Arrivant dans la soirée du vendredi 14 septembre, le pape se rendra à la basilique Saint-Paul de Harissa, à 20 km au nord de Beyrouth, pour signer l’Exhortation apostolique à l’intention de toutes les Églises d’Orient rattachées à Rome. Ce document donne les conclusions du synode pour le Moyen-Orient, berceau du christianisme. Cette réunion de tous les évêques de la région s’était déroulée en octobre 2010 au Vatican.
Samedi matin, le souverain pontife ira au palais présidentiel de Baabda, pour une rencontre avec le président de la République, Michel Sleiman, puis avec le Premier ministre Nagib Mikati. Ces entretiens politiques seront suivis aussitôt d’une rencontre avec les chefs des communautés musulmanes libanaises, les membres du gouvernement, le corps diplomatique et les représentants du monde de la culture.

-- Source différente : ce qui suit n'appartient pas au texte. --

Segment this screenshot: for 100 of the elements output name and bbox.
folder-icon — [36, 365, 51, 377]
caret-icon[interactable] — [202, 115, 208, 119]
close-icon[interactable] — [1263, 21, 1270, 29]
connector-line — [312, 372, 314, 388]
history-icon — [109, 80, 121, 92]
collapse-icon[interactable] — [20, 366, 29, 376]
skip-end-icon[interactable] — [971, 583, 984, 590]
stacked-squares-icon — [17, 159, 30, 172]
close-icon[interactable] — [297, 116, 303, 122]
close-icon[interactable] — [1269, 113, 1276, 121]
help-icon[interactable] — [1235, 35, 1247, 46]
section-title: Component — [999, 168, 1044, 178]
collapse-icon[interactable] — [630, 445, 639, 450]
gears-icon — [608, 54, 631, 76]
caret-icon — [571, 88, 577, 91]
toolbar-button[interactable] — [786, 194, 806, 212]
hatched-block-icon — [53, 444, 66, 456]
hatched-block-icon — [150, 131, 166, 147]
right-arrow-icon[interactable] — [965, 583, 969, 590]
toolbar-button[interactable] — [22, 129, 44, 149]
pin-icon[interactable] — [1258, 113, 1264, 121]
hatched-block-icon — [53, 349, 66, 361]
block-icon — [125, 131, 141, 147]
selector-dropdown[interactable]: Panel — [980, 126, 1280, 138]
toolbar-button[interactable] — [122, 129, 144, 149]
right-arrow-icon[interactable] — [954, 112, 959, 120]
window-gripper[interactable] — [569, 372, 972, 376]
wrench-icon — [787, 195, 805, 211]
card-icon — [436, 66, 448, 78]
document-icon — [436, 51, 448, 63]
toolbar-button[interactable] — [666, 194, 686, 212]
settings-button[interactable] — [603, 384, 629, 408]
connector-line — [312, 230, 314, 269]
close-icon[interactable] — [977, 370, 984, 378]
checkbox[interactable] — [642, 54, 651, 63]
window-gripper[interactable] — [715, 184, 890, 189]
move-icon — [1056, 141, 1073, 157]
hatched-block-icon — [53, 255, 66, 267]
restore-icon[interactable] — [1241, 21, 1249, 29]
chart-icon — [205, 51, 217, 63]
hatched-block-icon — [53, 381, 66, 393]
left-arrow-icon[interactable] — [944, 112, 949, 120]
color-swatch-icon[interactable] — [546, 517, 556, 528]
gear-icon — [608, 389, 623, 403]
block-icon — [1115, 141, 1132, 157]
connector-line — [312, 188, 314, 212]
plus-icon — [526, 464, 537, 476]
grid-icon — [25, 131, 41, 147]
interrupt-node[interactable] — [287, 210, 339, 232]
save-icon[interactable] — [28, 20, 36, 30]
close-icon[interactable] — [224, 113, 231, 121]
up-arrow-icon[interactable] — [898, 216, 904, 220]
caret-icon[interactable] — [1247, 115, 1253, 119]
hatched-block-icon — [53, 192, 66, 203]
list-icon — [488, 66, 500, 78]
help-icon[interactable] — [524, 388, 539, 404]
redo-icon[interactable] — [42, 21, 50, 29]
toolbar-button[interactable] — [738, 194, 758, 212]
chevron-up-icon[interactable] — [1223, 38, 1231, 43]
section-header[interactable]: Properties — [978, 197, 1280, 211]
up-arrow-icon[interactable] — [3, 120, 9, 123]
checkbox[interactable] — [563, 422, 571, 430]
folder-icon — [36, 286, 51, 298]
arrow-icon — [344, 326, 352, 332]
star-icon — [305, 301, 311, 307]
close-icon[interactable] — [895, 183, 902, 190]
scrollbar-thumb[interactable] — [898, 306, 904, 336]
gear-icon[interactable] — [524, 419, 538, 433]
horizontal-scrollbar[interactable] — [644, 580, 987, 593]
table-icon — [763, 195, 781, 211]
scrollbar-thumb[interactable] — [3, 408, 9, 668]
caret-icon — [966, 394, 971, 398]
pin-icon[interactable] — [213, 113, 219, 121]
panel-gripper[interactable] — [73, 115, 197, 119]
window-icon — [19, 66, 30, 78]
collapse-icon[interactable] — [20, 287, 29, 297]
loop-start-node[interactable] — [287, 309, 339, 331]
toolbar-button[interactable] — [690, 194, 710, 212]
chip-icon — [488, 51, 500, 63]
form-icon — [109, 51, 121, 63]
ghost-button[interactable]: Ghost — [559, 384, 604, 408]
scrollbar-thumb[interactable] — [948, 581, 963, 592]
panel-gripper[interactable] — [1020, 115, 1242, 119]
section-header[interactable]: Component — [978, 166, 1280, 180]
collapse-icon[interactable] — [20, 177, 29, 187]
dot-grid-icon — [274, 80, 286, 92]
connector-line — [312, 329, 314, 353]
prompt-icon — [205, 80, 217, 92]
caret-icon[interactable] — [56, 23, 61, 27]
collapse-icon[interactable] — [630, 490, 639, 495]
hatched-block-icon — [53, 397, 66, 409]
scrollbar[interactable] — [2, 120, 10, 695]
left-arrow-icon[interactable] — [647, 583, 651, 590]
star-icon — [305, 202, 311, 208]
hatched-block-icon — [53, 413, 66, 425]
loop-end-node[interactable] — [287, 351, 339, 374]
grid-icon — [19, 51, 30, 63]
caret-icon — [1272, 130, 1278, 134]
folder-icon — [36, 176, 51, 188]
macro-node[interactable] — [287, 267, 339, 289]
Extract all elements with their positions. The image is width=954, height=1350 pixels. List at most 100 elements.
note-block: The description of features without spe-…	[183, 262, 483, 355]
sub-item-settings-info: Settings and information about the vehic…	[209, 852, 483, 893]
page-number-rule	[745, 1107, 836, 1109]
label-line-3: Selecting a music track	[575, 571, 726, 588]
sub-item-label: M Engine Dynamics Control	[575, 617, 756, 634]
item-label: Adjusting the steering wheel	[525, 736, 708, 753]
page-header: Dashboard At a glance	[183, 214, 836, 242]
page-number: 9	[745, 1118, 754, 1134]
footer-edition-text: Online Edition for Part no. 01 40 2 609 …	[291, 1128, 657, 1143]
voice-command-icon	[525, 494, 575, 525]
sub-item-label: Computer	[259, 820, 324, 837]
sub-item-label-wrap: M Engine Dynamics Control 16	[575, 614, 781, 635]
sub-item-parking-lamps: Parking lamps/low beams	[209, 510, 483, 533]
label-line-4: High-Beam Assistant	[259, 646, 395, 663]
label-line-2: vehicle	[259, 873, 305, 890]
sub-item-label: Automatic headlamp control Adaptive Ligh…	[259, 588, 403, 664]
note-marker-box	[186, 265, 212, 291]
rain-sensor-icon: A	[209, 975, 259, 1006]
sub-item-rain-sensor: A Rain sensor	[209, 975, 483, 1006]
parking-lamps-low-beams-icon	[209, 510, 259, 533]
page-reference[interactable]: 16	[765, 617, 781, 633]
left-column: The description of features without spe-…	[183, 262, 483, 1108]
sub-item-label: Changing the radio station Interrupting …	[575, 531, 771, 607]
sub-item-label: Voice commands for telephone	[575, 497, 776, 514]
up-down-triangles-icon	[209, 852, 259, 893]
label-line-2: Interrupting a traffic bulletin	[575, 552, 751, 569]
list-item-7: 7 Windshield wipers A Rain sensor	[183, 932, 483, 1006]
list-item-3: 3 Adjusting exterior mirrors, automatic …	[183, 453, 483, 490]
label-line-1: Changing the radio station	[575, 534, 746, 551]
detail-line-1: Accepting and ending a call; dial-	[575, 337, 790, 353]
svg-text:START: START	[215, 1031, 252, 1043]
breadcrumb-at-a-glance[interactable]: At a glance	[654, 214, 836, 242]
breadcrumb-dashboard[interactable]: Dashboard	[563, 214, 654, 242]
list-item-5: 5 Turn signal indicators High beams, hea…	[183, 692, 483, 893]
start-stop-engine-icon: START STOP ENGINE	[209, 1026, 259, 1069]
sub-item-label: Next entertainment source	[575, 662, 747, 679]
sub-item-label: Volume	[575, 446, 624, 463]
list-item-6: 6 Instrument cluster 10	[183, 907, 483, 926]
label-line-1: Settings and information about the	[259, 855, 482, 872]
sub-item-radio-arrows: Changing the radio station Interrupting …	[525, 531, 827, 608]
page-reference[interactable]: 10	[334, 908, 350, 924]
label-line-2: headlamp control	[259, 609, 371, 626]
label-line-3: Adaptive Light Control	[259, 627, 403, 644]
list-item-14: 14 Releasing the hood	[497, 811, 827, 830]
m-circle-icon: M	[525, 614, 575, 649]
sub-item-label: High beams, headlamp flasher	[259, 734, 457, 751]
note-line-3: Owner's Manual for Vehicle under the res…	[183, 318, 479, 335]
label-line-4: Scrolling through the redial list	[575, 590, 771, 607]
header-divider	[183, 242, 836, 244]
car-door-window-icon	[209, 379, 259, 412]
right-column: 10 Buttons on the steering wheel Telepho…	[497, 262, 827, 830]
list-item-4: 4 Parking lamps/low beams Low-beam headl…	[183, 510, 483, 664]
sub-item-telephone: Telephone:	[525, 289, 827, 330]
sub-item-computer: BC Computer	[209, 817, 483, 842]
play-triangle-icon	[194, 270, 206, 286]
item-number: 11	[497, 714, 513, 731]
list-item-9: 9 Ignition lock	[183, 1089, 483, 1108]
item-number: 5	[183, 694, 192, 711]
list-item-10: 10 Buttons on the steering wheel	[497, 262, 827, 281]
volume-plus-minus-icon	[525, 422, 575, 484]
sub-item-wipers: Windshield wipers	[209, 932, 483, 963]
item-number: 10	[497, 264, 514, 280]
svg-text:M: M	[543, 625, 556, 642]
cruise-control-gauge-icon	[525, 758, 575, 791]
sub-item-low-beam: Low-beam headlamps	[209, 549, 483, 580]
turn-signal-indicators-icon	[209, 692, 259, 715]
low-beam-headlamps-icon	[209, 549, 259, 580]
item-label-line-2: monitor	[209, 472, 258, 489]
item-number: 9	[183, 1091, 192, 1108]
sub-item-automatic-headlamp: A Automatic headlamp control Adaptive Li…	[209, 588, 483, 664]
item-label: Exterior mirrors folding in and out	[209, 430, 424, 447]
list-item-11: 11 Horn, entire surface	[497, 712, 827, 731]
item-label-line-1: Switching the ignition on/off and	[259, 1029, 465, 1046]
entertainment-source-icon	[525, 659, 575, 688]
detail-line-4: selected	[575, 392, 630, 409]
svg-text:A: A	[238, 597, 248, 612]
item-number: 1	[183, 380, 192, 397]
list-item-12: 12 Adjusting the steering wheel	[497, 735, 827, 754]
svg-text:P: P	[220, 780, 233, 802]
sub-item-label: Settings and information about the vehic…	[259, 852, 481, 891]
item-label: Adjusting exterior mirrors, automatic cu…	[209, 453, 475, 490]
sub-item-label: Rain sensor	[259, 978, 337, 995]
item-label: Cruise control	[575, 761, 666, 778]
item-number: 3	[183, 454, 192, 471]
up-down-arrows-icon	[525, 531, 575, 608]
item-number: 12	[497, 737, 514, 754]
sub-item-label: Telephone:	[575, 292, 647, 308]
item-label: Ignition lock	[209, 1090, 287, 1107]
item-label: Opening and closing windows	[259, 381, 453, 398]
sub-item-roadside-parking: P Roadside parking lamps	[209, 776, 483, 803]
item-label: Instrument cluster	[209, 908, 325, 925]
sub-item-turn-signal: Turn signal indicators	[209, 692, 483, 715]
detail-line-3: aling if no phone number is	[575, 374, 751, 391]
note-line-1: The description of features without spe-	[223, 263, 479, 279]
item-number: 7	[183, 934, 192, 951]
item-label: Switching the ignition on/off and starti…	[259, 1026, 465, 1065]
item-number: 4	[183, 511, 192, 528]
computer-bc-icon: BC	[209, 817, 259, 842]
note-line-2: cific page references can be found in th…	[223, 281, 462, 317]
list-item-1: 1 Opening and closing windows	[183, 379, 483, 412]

Puis le pape se rendra au patriarcat arménien-catholique de Bzoummar pour y déjeuner avec les patriarches et évêques du Liban, ainsi que les membres de l’Assemblée spéciale du synode des évêques. À Bkerké, vers 18h00, une rencontre est prévue avec les jeunes devant le siège du patriarcat maronite.
Le dernier jour, le pape célébrera une grande messe solennelle au City Center Waterfront de Beyrouth et remettra à cette occasion l’Exhortation apostolique aux évêques de la région.
Après un déjeuner à la nonciature à Harissa et un temps de repos, une rencontre œcuménique est prévue au patriarcat syriaque-catholique. Le départ du pape est programmé vers 18h pour Rome.
En réaction à des informations de presse selon lesquelles la crise syrienne faisait peser des incertitudes sur sa tenue, le Vatican avait fait savoir en juin que le voyage était activement préparé. Le père jésuite Federico Lombardi, porte-parole du Saint-Siège, avait cependant indiqué que « l’avenir n’est pas entre nos mains » en cas de danger particulier. Du temps de Jean-Paul II, un voyage avait dû être reporté à Sarajevo en raison d’une menace d’attentat contre le pape.